The mobile phone and broadband group said it lost 79,000 TV and 64,000 broadband customers in the first quarter, resulting in a 0.5% decline in service revenue in the country after a new law ended automatic renewals and an IT system underperformed.
But it said customer losses were not as bad as in the previous quarter after it fixed IT problems, and churn related to the law that came into effect in December started to abate.
Chief Executive Nick Read said the British group had made good progress towards stabilising its German operation.
“We’re on track to resolve the issues in Germany by the end of the summer as planned, which will further support a gradual recovery in our commercial performance,” Read told reporters.

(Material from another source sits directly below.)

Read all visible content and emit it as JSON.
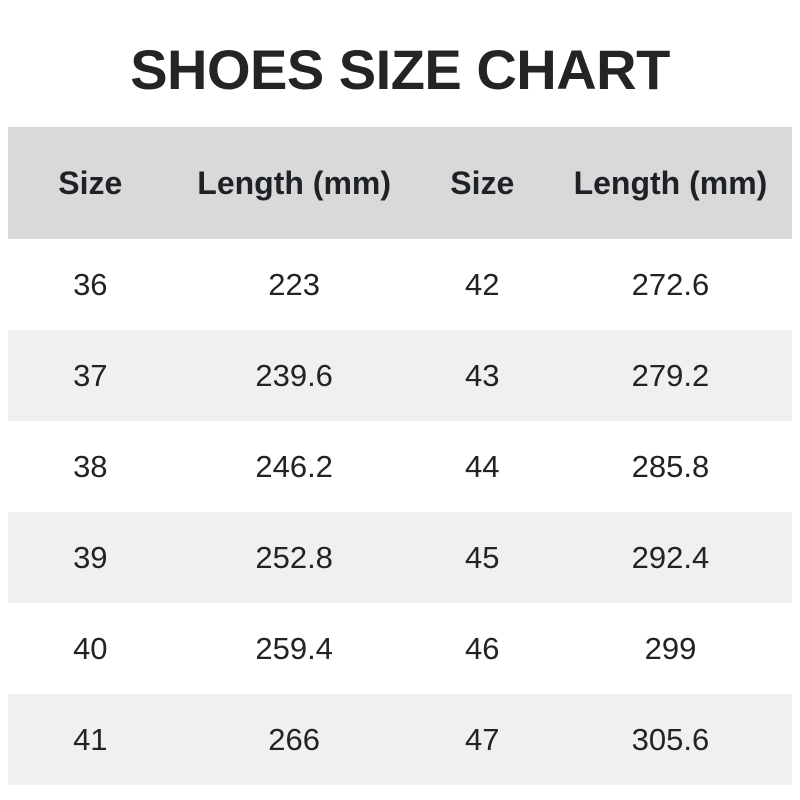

Vodafone’s service revenue growth accelerated slightly quarter-on-quarter to 2.5%, helped by Turkey, where high inflation is providing a boost, and Britain.
It said it was on track to hit its full-year targets.
Shares in Vodafone, which have risen 10% in the last 12 months, were flat at 129 pence.
Read said in November he was pursuing consolidation in Europe, as well as opportunities for its Vantage Towers business. Vodafone has not announced any big deals since.
Two of its three major rivals in Spain – Orange and MasMovil – signed a $19 billion merger in Spain on Saturday.
“We continue to actively pursue opportunities with Vantage Towers and to strengthen our market positions in Europe,” Read said. Market turbulence had added “a degree of complexity” to talks, he said, but a “lot was going on behind the scenes”.
“We are progressing across the four markets that we identified,” he said.
One is Britain, where Vodafone has been in talks with Hutchison’s Three network (0215.HK), according to reports. Read declined to comment on any potential deal but reiterated there was room for consolidation in Britain.